Debanking and the Case for Censorship Resistance
Both speakers tied Bitcoin adoption to financial exclusion risks. Trump referenced the Trump Organization’s account closures by JPMorgan and Capital One following January 6, 2021, as a catalyst for his Bitcoin conviction. Koudounis broadened the debanking argument by invoking Greece’s 2015 capital controls crisis, arguing that financial censorship is not limited to high-profile figures. “You don’t have to be the Trumps to be targeted by banks. This can happen to anybody,” Koudounis said. The remarks positioned Bitcoin as a hedge against institutional gatekeeping, particularly relevant as corporate treasury managers evaluate reserve diversification. Strategy and Metaplanet’s rapid accumulation of Bitcoin holdings underscores this institutional pivot away from traditional financial intermediaries.

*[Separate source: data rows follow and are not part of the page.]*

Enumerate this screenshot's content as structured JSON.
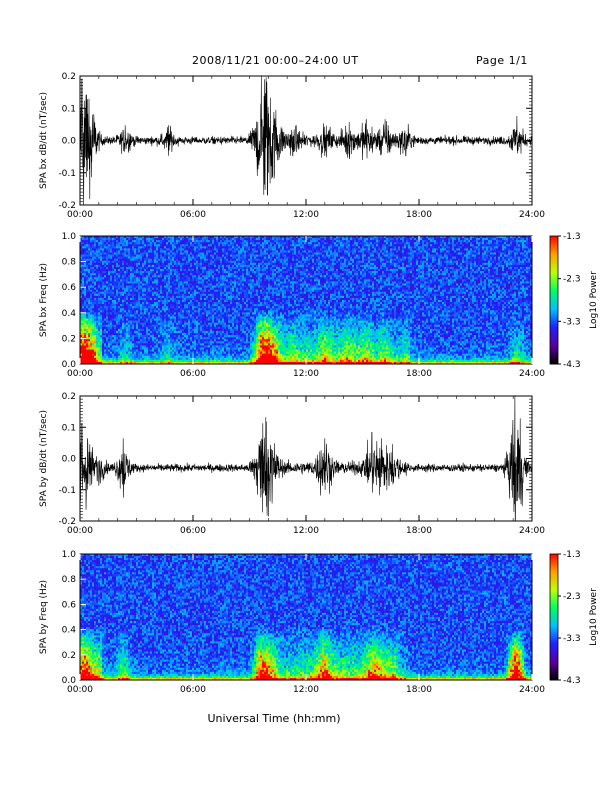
{
  "header": {
    "title": "2008/11/21   00:00–24:00 UT",
    "page": "Page 1/1"
  },
  "x_axis": {
    "label": "Universal Time (hh:mm)",
    "ticks": [
      "00:00",
      "06:00",
      "12:00",
      "18:00",
      "24:00"
    ],
    "range_hours": [
      0,
      24
    ]
  },
  "colorbar": {
    "label": "Log10 Power",
    "ticks": [
      "-1.3",
      "-2.3",
      "-3.3",
      "-4.3"
    ],
    "range": [
      -4.3,
      -1.3
    ],
    "colors": [
      "#000000",
      "#5a00a0",
      "#2020ff",
      "#00c0ff",
      "#00ff60",
      "#c0ff00",
      "#ffa000",
      "#ff0000"
    ]
  },
  "chart_data": [
    {
      "type": "line",
      "ylabel": "SPA bx dB/dt (nT/sec)",
      "ylim": [
        -0.2,
        0.2
      ],
      "yticks": [
        "0.2",
        "0.1",
        "0.0",
        "-0.1",
        "-0.2"
      ],
      "events": [
        {
          "t": 0.1,
          "amp": 0.2
        },
        {
          "t": 0.35,
          "amp": 0.15
        },
        {
          "t": 0.6,
          "amp": 0.12
        },
        {
          "t": 2.4,
          "amp": 0.05
        },
        {
          "t": 4.7,
          "amp": 0.05
        },
        {
          "t": 9.6,
          "amp": 0.12
        },
        {
          "t": 9.8,
          "amp": 0.2
        },
        {
          "t": 10.1,
          "amp": 0.14
        },
        {
          "t": 10.4,
          "amp": 0.1
        },
        {
          "t": 11.3,
          "amp": 0.05
        },
        {
          "t": 13.0,
          "amp": 0.05
        },
        {
          "t": 14.3,
          "amp": 0.06
        },
        {
          "t": 15.2,
          "amp": 0.07
        },
        {
          "t": 16.2,
          "amp": 0.07
        },
        {
          "t": 17.3,
          "amp": 0.05
        },
        {
          "t": 23.2,
          "amp": 0.08
        }
      ]
    },
    {
      "type": "heatmap",
      "ylabel": "SPA bx Freq (Hz)",
      "ylim": [
        0.0,
        1.0
      ],
      "yticks": [
        "1.0",
        "0.8",
        "0.6",
        "0.4",
        "0.2",
        "0.0"
      ],
      "zlim": [
        -4.3,
        -1.3
      ]
    },
    {
      "type": "line",
      "ylabel": "SPA by dB/dt (nT/sec)",
      "ylim": [
        -0.2,
        0.2
      ],
      "yticks": [
        "0.2",
        "0.1",
        "0.0",
        "-0.1",
        "-0.2"
      ],
      "baseline": -0.03,
      "events": [
        {
          "t": 0.1,
          "amp": 0.15
        },
        {
          "t": 0.4,
          "amp": 0.1
        },
        {
          "t": 1.0,
          "amp": 0.06
        },
        {
          "t": 2.3,
          "amp": 0.1
        },
        {
          "t": 9.6,
          "amp": 0.1
        },
        {
          "t": 9.7,
          "amp": 0.15
        },
        {
          "t": 10.2,
          "amp": 0.12
        },
        {
          "t": 12.9,
          "amp": 0.05
        },
        {
          "t": 13.0,
          "amp": 0.1
        },
        {
          "t": 15.5,
          "amp": 0.12
        },
        {
          "t": 16.0,
          "amp": 0.1
        },
        {
          "t": 16.6,
          "amp": 0.08
        },
        {
          "t": 23.1,
          "amp": 0.25
        },
        {
          "t": 23.3,
          "amp": 0.1
        }
      ]
    },
    {
      "type": "heatmap",
      "ylabel": "SPA by Freq (Hz)",
      "ylim": [
        0.0,
        1.0
      ],
      "yticks": [
        "1.0",
        "0.8",
        "0.6",
        "0.4",
        "0.2",
        "0.0"
      ],
      "zlim": [
        -4.3,
        -1.3
      ]
    }
  ]
}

Volatility, Price Targets, and Generational Wealth Transfer
Trump acknowledged Bitcoin’s 80% historical drawdowns but expressed unwavering conviction in its long-term trajectory. “I have absolute conviction that bitcoin is going to hit one million dollars. I’ve never been more bullish on this asset class in my life,” he said. His $1 million target reflects a roughly 25x upside from current levels, a projection grounded in Bitcoin’s scarcity and institutional demand rather than speculative momentum. The panel also referenced a $124 trillion generational wealth transfer projected through 2048, positioning Bitcoin as a store of value mechanism for intergenerational capital preservation. This framing targets ultra-high-net-worth individuals and family offices evaluating reserve asset allocation across the next two decades.

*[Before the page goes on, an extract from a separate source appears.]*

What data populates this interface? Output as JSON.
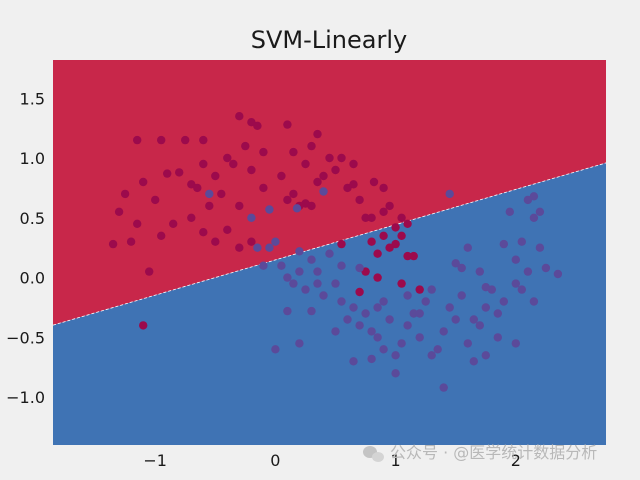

Institutional Momentum and Unresolved Barriers
Koudounis delivered a decisive statement on institutional adoption’s irreversibility: “Once institutions get involved, it’s game over.” The comment reflects confidence that Bitcoin’s reserve asset narrative has crossed a critical adoption threshold. Barriers remain—retail adoption friction, volatility management, and regulatory clarity on strategic reserve frameworks. The U.S. government’s Bitcoin holdings and corporate treasury adoption by firms like Strategy and Metaplanet, however, suggest institutional confidence in Bitcoin’s role within broader reserve diversification strategies. The April 2026 Bitcoin 2026 panel crystallized a shift from Bitcoin as alternative asset to Bitcoin as institutional necessity.